Wednesday, August 31, 2011

How to fake it as an A-League supporter

Originally posted a the GGArmy website  link

Now that you have heard the news that Harry Kewell and Brett Emerton have signed for Melbourne Victory and Sydney FC you probably just remembered that Australia has a local competition called the A -League. You remember the A-League? Don’t you?
Remember you went to see Dwight Yorke in Season One? Remember the football community all joining together as one where all football religious beliefs were put aside for one harmonious night?
Side by side Euro snobs in Man United Jerseys sat next to local sycophants dressed in Sydney Olympic Jerseys.
Remember as you walked to the SFS to the first ever A-League game asking your friend “Is Dwight Yorke the one that went out with the English model Jordan and wasn’t he also involved in a naughty video with a former Socceroo?”
So now that your short term interest in football has piqued again here is a guide I call ‘How to fake it as an A-League supporter’.
My previous Australian supporter guide ‘How to fake it as a Socceroo Supporter’ helped hundreds  if not  two or three would be football fans. So If Rebecca Wilson can fake it, so can you!

Who are The Players?
Harry Kewell used to play for Liverpool. Brett Emerton used to play against Liverpool. Yes that’s right Liverpool. Got your ticket yet?

Should I join a supporters group?
If want to see Harry Kewell be wary of the Melbourne Victory protest movement.
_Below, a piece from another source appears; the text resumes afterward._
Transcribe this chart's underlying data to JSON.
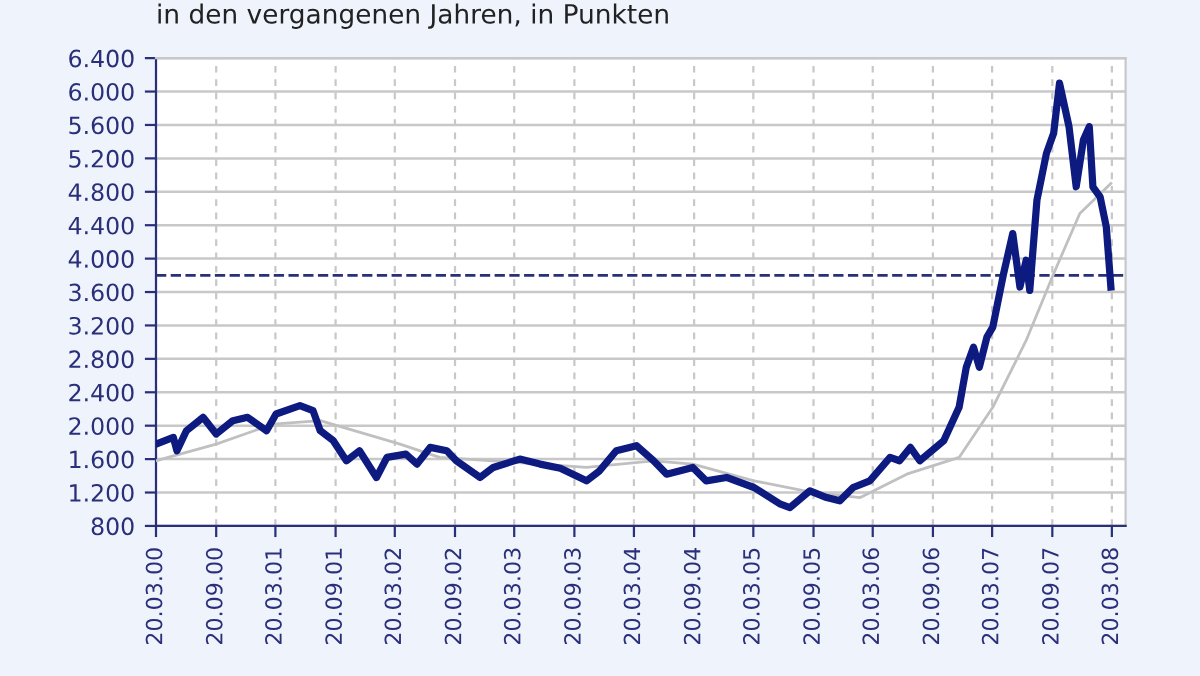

Victory fans like to do a lot of protesting. So some games you could be involved in a silent protest, a banner protest or my favourite: the turning you’re back on the game protest. They don’t have the nickname “tards” for nothing.
What Clothing Should I wear?
Sarcasm alert! You should wear Premier League club colours — there is nothing cooler than wearing a Manchester United jersey at an A-League game.
After deciding not to wear you ironic Che Guevara t-shirt, you decided to shit all over the A-League with your colonial inspired soccer shirt.
Bandanas? Keep them at home hipsters. Actually hipsters should stay at home period. Gen-Y should probably skip football altogether. There are periods where there is not much happening. Modern football is mired in midfield mediocrity and now and again someone might shoot but that is because they smoked pot and forgot the coach’s instruction to keep shape and pass it only left or right. The pace of the game will fuck up you’re A-D-D wiring, but you probably have your iPhone to play with when you get bored so actually you might be okay after all. But just leave the bandanas at home.
What do I chant?
Now that Kevin Muscat has retired you are probably thinking the "fuck off Muscat" chant will be consigned to the chant bin. But buck up little camper, Musky is still going to on the bench as assistant coach.

If you are Sydney fan it will be a real treat to use the “what a waste of money” on an opposition player  for once.

And what about booing? Yes that joy that only an overweight and uncoordinated member of the public can get for booing a professional athlete who has played the game since they were two years old.

Who Should I blame if my team loses?

Blame Rebecca Wilson? Maybe, but the more obvious target is the referee... hang on… make that the coach. Usually your team will lose because the striker missed a bunch of chances or the defender fell over at the wrong time. An actual goal scored by teamwork or individual flair is rare, so if your team loses because of the others team’s skill, you are obliged to ignore this and again go for the referee or the coach — either is acceptable. Note: Never admit the other team was better than yours.
What about the Coaches?
The best teams do not need coaches to win, while the poorer teams need coaches to stop the best teams winning. This is modern football, but the most important decision a coach can make is what they will wear.
If the coach wears a suit he is a tactician with very complex ideas about moving one player a little bit upfront and one player a little bit behind. Most tacticians don’t really like football at all. They don’t really like footballers and they hate the fans even more.
What they love seeing is a plan in action. They would rather the game be won through their coaching acumen than players individual skill and passion.
The other kind of coach is the one in the tracksuit. He is a motivator rather than a tactician. At half time he will give players the hair dryer treatment, a kick up the back side and then he will say things like “you can do it” or when you get in front goal “shoot farken”!
Football Jargon
Be careful if you are a new fan. A level of faux sophistication has entered the game. Words and phrases like tactics, inverted wingers, fake number nine's and holding midfielders have infected the football discourse and it can be confusing.
Here are two of my favourite football words:
Striker: Used to be a really important part of the team. Often teams used to have two, sometimes even three strikers on the pitch at the same time. Today the striker is becoming extinct. More than half the world’s strikers have disappeared off the planet only to be replaced by a holding midfielder.
Wall: The only real job in football is the wall. You will always hear a commentator say that “the wall did its job”.
So there you have it the complete guide to How to fake it as an A-League supporter. Bring on Season 7!